Kenneth Copeland, multi-millionaire televangelist and advisor to former Republican President Donald Trump, raised many eyebrows this week after hinting that he needs money for a private jet due to airlines imposing Satanic vaccine mandates.

Copeland called vaccine mandates "the mark of the beast," the symbol of allegiance to Satan spoken of in the biblical Book of Revelation which brings God's wrath to all who accept it.

Copeland, who already owns not only several private jets but also his own airport, made the statement during a fundraising telethon Tuesday on his television network The Victory Channel.

See the moment below.


Many travel industry experts say they expect airlines to begin implementing vaccine mandates amid pressure from other countries like Canada, which recently mandated vaccination for commercial travel, and indications that the U.S. government is considering making such a rule as well.

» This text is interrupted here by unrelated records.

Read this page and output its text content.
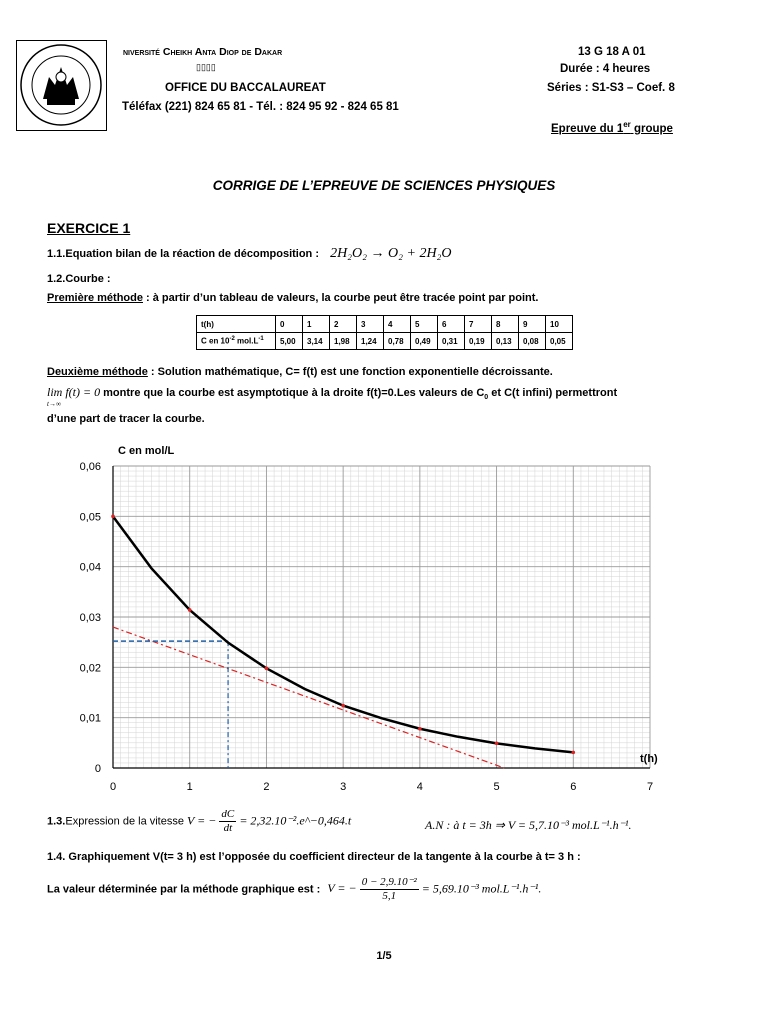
niversité Cheikh Anta Diop de Dakar
▯▯▯▯
OFFICE DU BACCALAUREAT
Téléfax (221) 824 65 81 - Tél. : 824 95 92 - 824 65 81
13 G 18 A 01
Durée : 4 heures
Séries : S1-S3 – Coef. 8
Epreuve du 1er groupe
CORRIGE DE L’EPREUVE DE SCIENCES PHYSIQUES
EXERCICE 1
1.1.Equation bilan de la réaction de décomposition : 2H₂O₂ → O₂ + 2H₂O
1.2.Courbe :
Première méthode : à partir d’un tableau de valeurs, la courbe peut être tracée point par point.
t(h)	0	1	2	3	4	5	6	7	8	9	10
C en $10^{-2}$ $mol.L^{-1}$	5,00	3,14	1,98	1,24	0,78	0,49	0,31	0,19	0,13	0,08	0,05
Deuxième méthode : Solution mathématique, C= f(t) est une fonction exponentielle décroissante.
lim f(t) = 0 montre que la courbe est asymptotique à la droite f(t)=0.Les valeurs de $C_0$ et C(t infini) permettront
t→∞
d’une part de tracer la courbe.
0
0,01
0,02
0,03
0,04
0,05
0,06
0	1	2	3	4	5	6	7
C en mol/L
t(h)
1.3.Expression de la vitesse V = − $\frac{dC}{dt}$ = 2,32.10⁻².e^−0,464.t	A.N : à t = 3h ⇒ V = 5,7.10⁻³ mol.L⁻¹.h⁻¹.
1.4. Graphiquement V(t= 3 h) est l’opposée du coefficient directeur de la tangente à la courbe à t= 3 h :
La valeur déterminée par la méthode graphique est : V = − $\frac{\text{0 − 2,9.10⁻²}}{5,1} = 5,69.10^{-3}$ mol.L⁻¹.h⁻¹.
1/5
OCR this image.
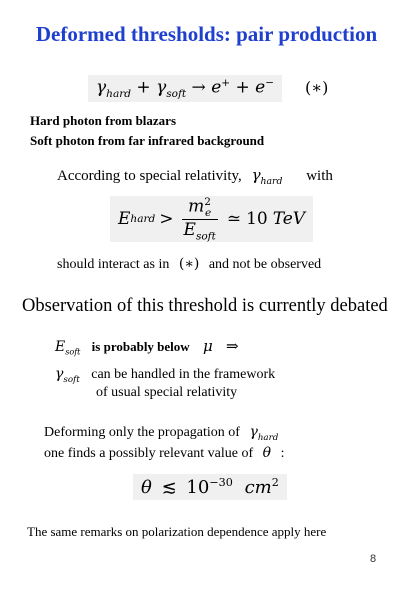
Deformed thresholds: pair production
$\gamma_{hard} + \gamma_{soft} \to e^+ + e^-$	(∗)
Hard photon from blazars
Soft photon from far infrared background
According to special relativity, $\gamma_{hard}$ with
E hard > $\frac{m^2_e}{E_{soft}}$ ≃ 10 TeV
should interact as in (∗) and not be observed
Observation of this threshold is currently debated
$E_{soft}$ is probably below μ ⇒
$\gamma_{soft}$ can be handled in the framework
of usual special relativity
Deforming only the propagation of $\gamma_{hard}$
one finds a possibly relevant value of θ :
θ ≲ $10^{-30}$ $cm^2$
The same remarks on polarization dependence apply here
8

For Copeland, this trend has a decidedly sinister subtext and he warned ministers to seek alternate means of travel.

"The time has come for ministries... to have some other method of travel other than the airlines.
"You get into this situation, 'We're not gonna let you fly unless you're vaccinated.' Well, to me, that's the mark of the beast."

The "mark of the beast" features heavily in the "end times" prophecies of the Book of Revelation in the Bible.

While historians say the Book of Revelation is likely an elaborate allegory about the fall of Rome written in a time when writing such things would have been punishable by death, Christians believe the book warns of a time of great turmoil just before Christ returns to the Earth.

The story goes that during this time, all people will be forced by an evil world leader to either pledge allegiance to Satan with "the mark of the beast" in order to be allowed to "buy or sell," or to refuse the mark and be martyred for their faith in Jesus Christ. Those with the mark go to hell, and those who refuse it go to heaven.

Many Christians believe everything from so-called "smart" identification and credit cards embedded with RFID chips, to, yes, the vaccine against the virus to be the much vaunted "mark of the beast."

So Copeland's rhetoric isn't exactly new. But using it to get people to send him money for a private jet is definitely a new, unhinged spin on an old favorite—especially for a guy who already owns private jets so he can avoid the "demons" he believes haunt commercial airliners.

This all left a very bad taste in people's mouths on Twitter.









Copeland is a close ally of former President Trump.

He served on an advisory committee for his 2016 campaign.